Large-scale identification of tissue-specific enhancers in vivo

Len A Pennacchio

  • Correspondence: Len A Pennacchio

Author Affiliations

Genomics Division, Lawrence Berkeley National Laboratory, Berkeley, CA 94720, USA

U.S. Department of Energy Joint Genome Institute, Walnut Creek, CA 94598, USA

Genome Biology 2010, 11(Suppl 1):I7  doi:10.1186/gb-2010-11-s1-i7

The electronic version of this article is the complete one and can be found online at:

Published:11 October 2010

© 2010 Pennacchio; licensee BioMed Central Ltd.

Invited speaker presentation

Regulatory sequences that control gene expression in time and space play important roles in evolution, phenotypic variation and human disease, but their systematic identification and functional characterization remains a largely unresolved quest. Distant-acting transcriptional enhancers are particularly challenging to uncover because they are scattered among the vast non- coding portion of the genome. We and others have previously used extreme evolutionary conservation to identify human candidate enhancer sequences. Large-scale transgenic mouse assays revealed that many extremely constrained non-coding sequences are tissue-specific transcriptional enhancers active during embryonic development. However, comparative genomic methods fail to predict the spatiotemporal activity patterns of individual enhancers. To address this limitation, we used chromatin immunoprecipitation with the enhancer-associated protein p300, followed by massively parallel sequencing (ChIP-seq) to identify more than 17,000 in vivo binding sites of p300 in eight different embryonic mouse tissues.

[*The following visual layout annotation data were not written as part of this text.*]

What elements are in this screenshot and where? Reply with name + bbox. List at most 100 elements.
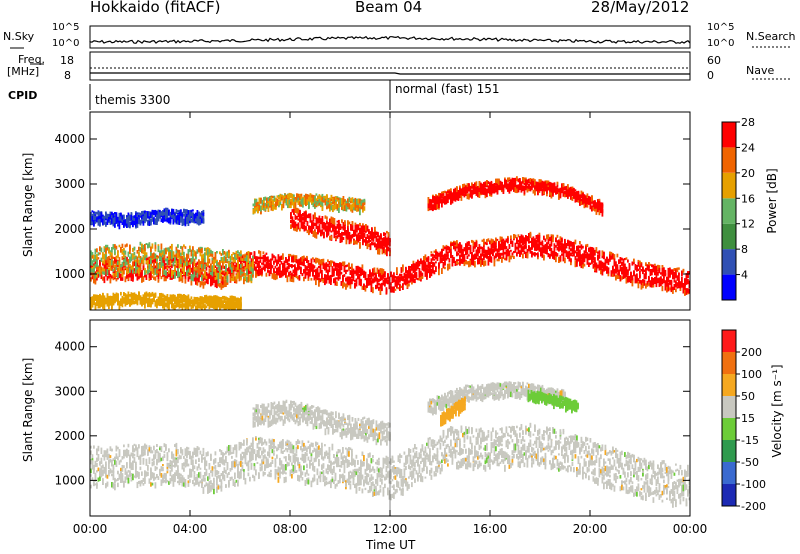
range-cell (327, 259, 329, 263)
range-cell (269, 200, 271, 206)
range-cell (549, 191, 551, 196)
range-cell (366, 278, 368, 283)
range-cell (169, 260, 172, 267)
range-cell (381, 245, 384, 251)
range-cell (298, 265, 301, 270)
range-cell (279, 196, 282, 202)
range-cell (463, 249, 466, 252)
freq-trace (90, 72, 690, 75)
range-cell (553, 243, 556, 247)
range-cell (468, 193, 470, 200)
range-cell (535, 181, 538, 185)
range-cell (433, 258, 436, 261)
range-cell (145, 257, 148, 263)
range-cell (558, 243, 560, 246)
range-cell (317, 218, 319, 224)
range-cell (123, 249, 125, 253)
range-cell (441, 201, 443, 208)
range-cell (528, 233, 530, 239)
range-cell (427, 257, 430, 261)
range-cell (478, 181, 481, 188)
range-cell (492, 184, 494, 191)
range-cell (270, 264, 272, 269)
range-cell (453, 189, 455, 196)
range-cell (511, 186, 514, 190)
range-cell (303, 197, 306, 203)
range-cell (532, 180, 535, 186)
range-cell (462, 251, 464, 255)
range-cell (396, 276, 398, 280)
range-cell (522, 235, 524, 240)
range-cell (219, 251, 221, 255)
range-cell (634, 274, 637, 281)
range-cell (93, 211, 95, 215)
range-cell (285, 273, 287, 278)
range-cell (598, 198, 601, 201)
range-cell (495, 237, 497, 243)
range-cell (183, 213, 185, 217)
range-cell (103, 246, 106, 249)
range-cell (649, 271, 652, 276)
range-cell (528, 233, 530, 236)
range-cell (293, 210, 295, 215)
range-cell (238, 264, 241, 271)
range-cell (334, 262, 337, 267)
range-cell (468, 261, 470, 268)
range-cell (281, 204, 283, 211)
range-cell (160, 249, 163, 256)
range-cell (240, 275, 242, 279)
range-cell (523, 177, 526, 181)
range-cell (264, 205, 267, 210)
range-cell (661, 265, 664, 268)
range-cell (682, 288, 685, 294)
range-cell (121, 256, 124, 261)
range-cell (513, 184, 515, 189)
range-cell (424, 270, 427, 277)
range-cell (220, 280, 223, 284)
range-cell (162, 212, 164, 216)
range-cell (202, 212, 205, 216)
range-cell (286, 266, 289, 273)
range-cell (474, 253, 476, 257)
range-cell (547, 253, 550, 258)
range-cell (171, 250, 173, 255)
range-cell (124, 244, 127, 248)
range-cell (519, 241, 521, 248)
range-cell (118, 262, 121, 269)
range-cell (642, 267, 644, 275)
range-cell (193, 219, 196, 222)
range-cell (397, 287, 400, 290)
range-cell (270, 267, 272, 275)
range-cell (373, 267, 376, 273)
range-cell (483, 253, 485, 261)
range-cell (99, 267, 101, 274)
range-cell (399, 273, 401, 276)
range-cell (618, 275, 620, 279)
range-cell (192, 259, 194, 267)
range-cell (235, 277, 238, 284)
range-cell (362, 239, 364, 246)
range-cell (541, 253, 544, 258)
range-cell (538, 241, 541, 245)
range-cell (289, 264, 292, 267)
range-cell (247, 264, 250, 270)
range-cell (438, 199, 440, 207)
range-cell (293, 222, 295, 229)
range-cell (381, 268, 383, 274)
range-cell (462, 258, 464, 264)
range-cell (591, 205, 593, 212)
range-cell (234, 258, 236, 263)
range-cell (106, 269, 109, 276)
range-cell (574, 196, 577, 203)
range-cell (305, 202, 307, 206)
range-cell (499, 254, 502, 259)
range-cell (567, 239, 569, 245)
range-cell (619, 264, 622, 272)
range-cell (328, 261, 331, 265)
range-cell (292, 256, 295, 263)
range-cell (303, 211, 306, 217)
range-cell (336, 235, 339, 239)
range-cell (169, 270, 172, 277)
range-cell (324, 222, 327, 226)
range-cell (246, 263, 248, 269)
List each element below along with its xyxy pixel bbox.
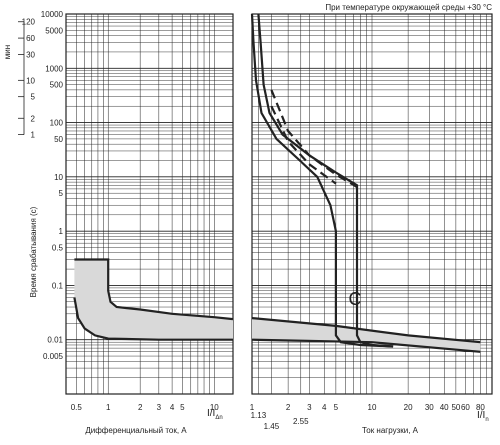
x-tick-label: 1.13: [251, 411, 267, 420]
minute-tick-label: 30: [26, 50, 35, 59]
x-tick-label: 80: [476, 403, 485, 412]
right-x-ticks: 11.13 1.45 22.55 3 4 5 10 20 30 40 50 60 80: [250, 403, 486, 431]
left-x-unit-label: I/IΔn: [207, 408, 223, 421]
y-tick-label: 5: [59, 189, 64, 198]
curve-label-c: C: [349, 289, 362, 309]
x-tick-label: 4: [322, 403, 327, 412]
x-tick-label: 1: [250, 403, 255, 412]
x-tick-label: 50: [451, 403, 460, 412]
right-title: При температуре окружающей среды +30 °С: [325, 3, 492, 12]
x-tick-label: 5: [180, 403, 185, 412]
x-tick-label: 60: [461, 403, 470, 412]
left-y-axis-label: Время срабатывания (с): [29, 206, 38, 297]
left-y-ticks: 10000 5000 1000 500 100 50 10 5 1 0.5 0.1 0.01 0.005: [41, 10, 64, 361]
x-tick-label: 5: [334, 403, 339, 412]
x-tick-label: 1: [106, 403, 111, 412]
right-panel: 11.13 1.45 22.55 3 4 5 10 20 30 40 50 60 80 При темп…: [250, 3, 493, 435]
y-tick-label: 5000: [45, 26, 63, 35]
y-tick-label: 10000: [41, 10, 64, 19]
x-tick-label: 10: [210, 403, 219, 412]
y-tick-label: 0.1: [52, 281, 64, 290]
left-band-lower-edge: [73, 297, 233, 341]
y-tick-label: 10: [54, 173, 63, 182]
minute-tick-label: 5: [31, 93, 36, 102]
trip-curve-4: [270, 105, 337, 185]
trip-curve-1: [257, 13, 394, 348]
minute-tick-label: 2: [31, 114, 36, 123]
x-tick-label: 1.45: [264, 422, 280, 431]
x-tick-label: 20: [404, 403, 413, 412]
right-band-upper-edge: [251, 317, 481, 344]
y-tick-label: 0.5: [52, 244, 64, 253]
right-series: [250, 13, 394, 348]
left-band-upper-edge: [74, 258, 234, 321]
y-tick-label: 100: [50, 119, 64, 128]
x-tick-label: 3: [157, 403, 162, 412]
left-band: [74, 259, 234, 340]
minutes-label: мин: [3, 45, 12, 59]
x-tick-label: 3: [307, 403, 312, 412]
minute-tick-label: 60: [26, 34, 35, 43]
left-x-axis-label: Дифференциальный ток, А: [85, 426, 187, 435]
x-tick-label: 2.55: [293, 417, 309, 426]
x-tick-label: 4: [170, 403, 175, 412]
trip-curve-3: [270, 89, 358, 188]
x-tick-label: 40: [440, 403, 449, 412]
left-panel: 0.5 1 2 3 4 5 10 10000500010005001005010510.50…: [3, 10, 234, 435]
x-tick-label: 30: [425, 403, 434, 412]
x-tick-label: 2: [138, 403, 143, 412]
right-band: [252, 318, 481, 352]
left-x-ticks: 0.5 1 2 3 4 5 10: [71, 403, 220, 412]
right-x-unit-label: I/In: [477, 410, 489, 423]
plot-frame: [65, 13, 234, 395]
y-tick-label: 1000: [45, 64, 63, 73]
x-tick-label: 2: [286, 403, 291, 412]
y-tick-label: 500: [50, 81, 64, 90]
minute-tick-label: 10: [26, 76, 35, 85]
x-tick-label: 0.5: [71, 403, 83, 412]
y-tick-label: 50: [54, 135, 63, 144]
trip-curve-2: [250, 13, 394, 348]
left-minute-ticks: 120 60 30 10 5 2 1: [18, 18, 36, 140]
y-tick-label: 1: [59, 227, 64, 236]
y-tick-label: 0.005: [43, 352, 64, 361]
right-x-axis-label: Ток нагрузки, А: [362, 426, 419, 435]
right-band-lower-edge: [251, 338, 481, 353]
y-tick-label: 0.01: [47, 336, 63, 345]
minute-tick-label: 1: [31, 131, 36, 140]
minute-tick-label: 120: [22, 18, 36, 27]
x-tick-label: 10: [368, 403, 377, 412]
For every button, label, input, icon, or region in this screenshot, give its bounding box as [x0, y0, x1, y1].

Using a transgenic mouse reporter assay, we determined the embryonic in vivo activities of more than 130 of these sequences and show that tissue-specific p300 binding accurately predicts not only the genomic location of tissue-specific enhancers, but also the tissues in which they are active. Our high-confidence predictions of tissue-specific distant-acting enhancers add an important layer of functional annotation to the non-coding portion of the human genome, and we expect them to enable genome-wide studies of the role of enhancers in vertebrate development, human disease and regulatory evolution.